Title: Older New Zealand Women Doing the Work of Christmas: A Recipe for Identity Formation
Description:
‘Christmas, because it is rather a sentimental time you tend to look for the familiar and go back into what you remember in your childhood.
’ In the process of preparing family favourites or trying exciting new foods at Christmas, older New Zealand women construct self and family identities.
This paper presents the New Zealand findings from an interpretive, multi-site research project exploring older women's experiences of food occupations at Christmas in Auckland, New Zealand, and Kentucky, USA and Songkran (the tradition Thai New Year) in Chiang Mai, Thailand.
Narrative data were collected through focus group interviews with 16 New Zealand women, aged 65 years or over.

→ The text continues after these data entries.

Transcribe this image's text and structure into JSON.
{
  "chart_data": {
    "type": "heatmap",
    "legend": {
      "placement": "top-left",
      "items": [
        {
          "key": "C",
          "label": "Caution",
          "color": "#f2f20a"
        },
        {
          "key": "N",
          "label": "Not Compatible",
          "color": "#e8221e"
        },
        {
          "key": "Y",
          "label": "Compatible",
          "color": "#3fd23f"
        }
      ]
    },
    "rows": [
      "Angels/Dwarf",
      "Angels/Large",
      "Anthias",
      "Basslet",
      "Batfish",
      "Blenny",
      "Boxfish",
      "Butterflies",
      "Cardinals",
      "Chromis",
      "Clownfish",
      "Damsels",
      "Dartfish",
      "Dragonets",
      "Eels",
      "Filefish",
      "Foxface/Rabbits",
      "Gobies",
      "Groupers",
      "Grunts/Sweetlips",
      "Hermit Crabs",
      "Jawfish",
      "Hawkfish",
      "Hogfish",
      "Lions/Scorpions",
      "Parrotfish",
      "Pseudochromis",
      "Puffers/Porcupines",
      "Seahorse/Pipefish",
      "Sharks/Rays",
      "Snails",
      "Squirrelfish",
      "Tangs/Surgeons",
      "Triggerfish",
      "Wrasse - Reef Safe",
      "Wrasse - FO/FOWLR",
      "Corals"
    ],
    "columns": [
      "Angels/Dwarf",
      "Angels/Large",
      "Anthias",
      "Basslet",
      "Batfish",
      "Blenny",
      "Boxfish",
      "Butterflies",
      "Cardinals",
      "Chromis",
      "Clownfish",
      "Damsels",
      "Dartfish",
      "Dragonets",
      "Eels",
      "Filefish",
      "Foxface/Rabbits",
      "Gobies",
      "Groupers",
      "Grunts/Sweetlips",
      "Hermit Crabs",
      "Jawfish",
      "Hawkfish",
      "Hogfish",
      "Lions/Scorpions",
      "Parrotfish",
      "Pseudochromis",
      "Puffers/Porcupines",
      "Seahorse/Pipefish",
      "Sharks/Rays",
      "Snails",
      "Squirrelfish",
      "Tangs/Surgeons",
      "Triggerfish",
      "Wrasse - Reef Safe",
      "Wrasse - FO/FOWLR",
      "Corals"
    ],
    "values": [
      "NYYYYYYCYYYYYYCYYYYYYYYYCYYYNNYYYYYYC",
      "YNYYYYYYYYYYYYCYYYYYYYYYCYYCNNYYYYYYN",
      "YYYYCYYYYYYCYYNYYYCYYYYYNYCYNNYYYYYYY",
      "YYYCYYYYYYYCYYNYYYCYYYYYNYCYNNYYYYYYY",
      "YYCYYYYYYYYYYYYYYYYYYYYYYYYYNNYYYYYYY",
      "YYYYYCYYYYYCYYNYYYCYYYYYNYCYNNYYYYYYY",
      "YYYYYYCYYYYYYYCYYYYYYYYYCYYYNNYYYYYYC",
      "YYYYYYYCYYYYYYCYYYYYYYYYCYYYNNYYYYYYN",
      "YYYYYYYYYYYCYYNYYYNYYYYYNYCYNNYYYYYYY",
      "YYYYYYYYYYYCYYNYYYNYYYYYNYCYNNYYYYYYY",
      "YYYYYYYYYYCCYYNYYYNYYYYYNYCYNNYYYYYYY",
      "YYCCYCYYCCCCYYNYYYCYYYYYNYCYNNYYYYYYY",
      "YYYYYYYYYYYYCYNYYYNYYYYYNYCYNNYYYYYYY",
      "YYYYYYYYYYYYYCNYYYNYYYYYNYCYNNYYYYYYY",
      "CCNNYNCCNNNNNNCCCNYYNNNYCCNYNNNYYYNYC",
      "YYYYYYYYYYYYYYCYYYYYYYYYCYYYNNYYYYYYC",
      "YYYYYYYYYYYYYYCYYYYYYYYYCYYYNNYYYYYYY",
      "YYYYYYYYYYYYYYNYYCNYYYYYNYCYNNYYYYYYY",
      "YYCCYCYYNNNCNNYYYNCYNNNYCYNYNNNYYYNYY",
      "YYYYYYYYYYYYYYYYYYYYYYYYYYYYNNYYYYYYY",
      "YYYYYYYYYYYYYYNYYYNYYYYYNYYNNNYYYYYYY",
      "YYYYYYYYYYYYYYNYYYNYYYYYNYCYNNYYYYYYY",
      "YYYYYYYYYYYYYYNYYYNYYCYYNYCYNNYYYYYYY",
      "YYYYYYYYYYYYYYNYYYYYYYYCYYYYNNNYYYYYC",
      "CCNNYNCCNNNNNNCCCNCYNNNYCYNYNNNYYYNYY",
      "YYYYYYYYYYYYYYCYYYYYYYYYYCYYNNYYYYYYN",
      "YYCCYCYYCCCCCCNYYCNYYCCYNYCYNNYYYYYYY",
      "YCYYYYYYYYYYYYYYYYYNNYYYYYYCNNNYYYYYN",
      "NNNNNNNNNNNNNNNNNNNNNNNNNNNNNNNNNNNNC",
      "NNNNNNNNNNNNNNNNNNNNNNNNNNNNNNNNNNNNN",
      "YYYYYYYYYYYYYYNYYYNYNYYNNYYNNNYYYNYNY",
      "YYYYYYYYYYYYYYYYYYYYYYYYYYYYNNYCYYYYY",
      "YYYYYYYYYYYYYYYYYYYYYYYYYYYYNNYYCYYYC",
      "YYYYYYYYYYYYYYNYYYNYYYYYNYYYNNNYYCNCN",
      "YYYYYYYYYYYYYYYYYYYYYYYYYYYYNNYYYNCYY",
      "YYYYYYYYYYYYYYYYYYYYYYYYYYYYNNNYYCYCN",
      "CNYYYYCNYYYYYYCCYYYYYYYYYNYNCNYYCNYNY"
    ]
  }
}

Talk about recipes and kitchen things used, and how the foods are prepared and served revealed layers of identity work.
While recipes from, and stories about, mothers’ and grandmothers’ homemade cooking are kept alive through doing the food work at Christmas, being a women in contemporary New Zealand allowed new identities to emerge.
Identity as a family unit is formed and reformed over time by blending cultural and family traditions and remaking new ones through Christmas foods and family rituals.
Significantly, the women's skilled preparation and customising of recipes for Christmas foods creates a rich opportunity for self-affirmation and public recognition.
For these older women, the gift of Christmas food was like giving something of themselves.